# Regarding the Names of Complex Hybrids Paphs



## Happypaphy7 (Nov 17, 2015)

By that, I mean Bulldogs.
So, now I'm more interested to know the origin of the names.
Who bred the hybrids "Enzan", "Hamana", and what is the meaning of the names?

I believe these are Japanese in origin??
I know Hamana is from the lake in Japan.

Also, even better, are there books where these are dealt with?

Thanks, in advance!


----------



## slippertalker (Nov 19, 2015)

You can find the originators of the cross in the RHS website. Other sources that have searchable databases are Orchid Plus(AOS) and Orchidwiz.


----------



## PaphMadMan (Nov 19, 2015)

Often those names that are repeated over and over in so many registrations are sort of a trademark of a single nursery or breeder, a way they identify their plants as theirs. The reason they choose it is their own - geography, history, fantasy, whatever, and may be obvious or may never be explained - but the purpose is all about business, branding. For instance, from 1985 through 2005 the vast majority of hybrid registrations that include the word Hamana came from a single nursery and about 90% of their registrations use it - Saeki Nursery in Japan. And Enzan hybrids come mostly from Mukoyama Orchids Ltd, also Japan.

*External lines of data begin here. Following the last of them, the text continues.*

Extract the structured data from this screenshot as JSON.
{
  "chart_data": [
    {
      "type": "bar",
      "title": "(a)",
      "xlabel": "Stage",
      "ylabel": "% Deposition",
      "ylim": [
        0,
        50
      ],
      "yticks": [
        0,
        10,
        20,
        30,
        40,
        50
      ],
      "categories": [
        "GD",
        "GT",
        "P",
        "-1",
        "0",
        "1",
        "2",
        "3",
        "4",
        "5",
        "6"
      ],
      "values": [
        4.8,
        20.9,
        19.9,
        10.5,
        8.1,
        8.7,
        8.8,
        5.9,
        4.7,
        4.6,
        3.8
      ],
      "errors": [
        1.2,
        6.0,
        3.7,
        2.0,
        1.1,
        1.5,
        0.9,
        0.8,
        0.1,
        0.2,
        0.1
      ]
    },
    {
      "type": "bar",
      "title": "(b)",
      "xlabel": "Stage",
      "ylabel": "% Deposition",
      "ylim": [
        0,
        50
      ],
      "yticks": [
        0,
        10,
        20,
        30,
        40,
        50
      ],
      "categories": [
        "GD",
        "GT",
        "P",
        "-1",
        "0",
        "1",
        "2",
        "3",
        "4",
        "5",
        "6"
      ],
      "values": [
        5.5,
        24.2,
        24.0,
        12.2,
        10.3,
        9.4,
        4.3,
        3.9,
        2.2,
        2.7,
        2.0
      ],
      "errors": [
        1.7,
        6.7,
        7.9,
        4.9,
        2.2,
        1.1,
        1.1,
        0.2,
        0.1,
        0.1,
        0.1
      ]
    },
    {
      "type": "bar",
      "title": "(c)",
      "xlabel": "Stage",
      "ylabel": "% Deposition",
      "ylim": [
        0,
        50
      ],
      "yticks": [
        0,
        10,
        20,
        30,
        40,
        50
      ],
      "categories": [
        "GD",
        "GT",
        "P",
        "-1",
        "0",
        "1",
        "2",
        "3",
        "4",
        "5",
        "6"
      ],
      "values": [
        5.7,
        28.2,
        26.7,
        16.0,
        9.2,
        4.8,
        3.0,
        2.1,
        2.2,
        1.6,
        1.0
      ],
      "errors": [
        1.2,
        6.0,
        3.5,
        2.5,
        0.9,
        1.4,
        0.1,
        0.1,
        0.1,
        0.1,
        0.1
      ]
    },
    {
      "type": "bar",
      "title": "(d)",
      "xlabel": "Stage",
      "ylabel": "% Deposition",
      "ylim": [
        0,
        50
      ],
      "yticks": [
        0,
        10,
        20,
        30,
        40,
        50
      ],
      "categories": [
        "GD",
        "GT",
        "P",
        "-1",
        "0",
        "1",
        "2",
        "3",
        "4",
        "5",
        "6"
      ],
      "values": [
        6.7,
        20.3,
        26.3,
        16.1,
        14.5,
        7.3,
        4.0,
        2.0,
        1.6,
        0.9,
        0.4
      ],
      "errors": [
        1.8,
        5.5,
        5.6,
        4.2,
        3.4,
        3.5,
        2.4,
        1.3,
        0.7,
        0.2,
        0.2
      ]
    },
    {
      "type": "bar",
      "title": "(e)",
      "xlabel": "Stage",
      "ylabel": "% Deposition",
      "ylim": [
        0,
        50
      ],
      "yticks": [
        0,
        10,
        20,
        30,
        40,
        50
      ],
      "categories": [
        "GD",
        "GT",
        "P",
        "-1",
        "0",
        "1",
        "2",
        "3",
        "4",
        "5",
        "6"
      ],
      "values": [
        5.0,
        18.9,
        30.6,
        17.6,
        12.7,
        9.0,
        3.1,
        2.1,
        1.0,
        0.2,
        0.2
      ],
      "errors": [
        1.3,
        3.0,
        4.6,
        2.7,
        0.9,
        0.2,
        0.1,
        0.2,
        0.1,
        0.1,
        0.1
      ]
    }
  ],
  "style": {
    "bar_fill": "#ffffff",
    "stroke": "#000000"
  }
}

Another reason for many crosses sharing part of name is because they all descend from one influential hybrid. Paph Friedrich von Hayak has 16 registered progeny and 14 of them include Fred in the name. If you get hundreds of crosses that share part of a name, like Enzan or Hamana, then you can start to get more that descend from any of them.


----------



## Happypaphy7 (Nov 20, 2015)

Thank you very much, Kirk!


----------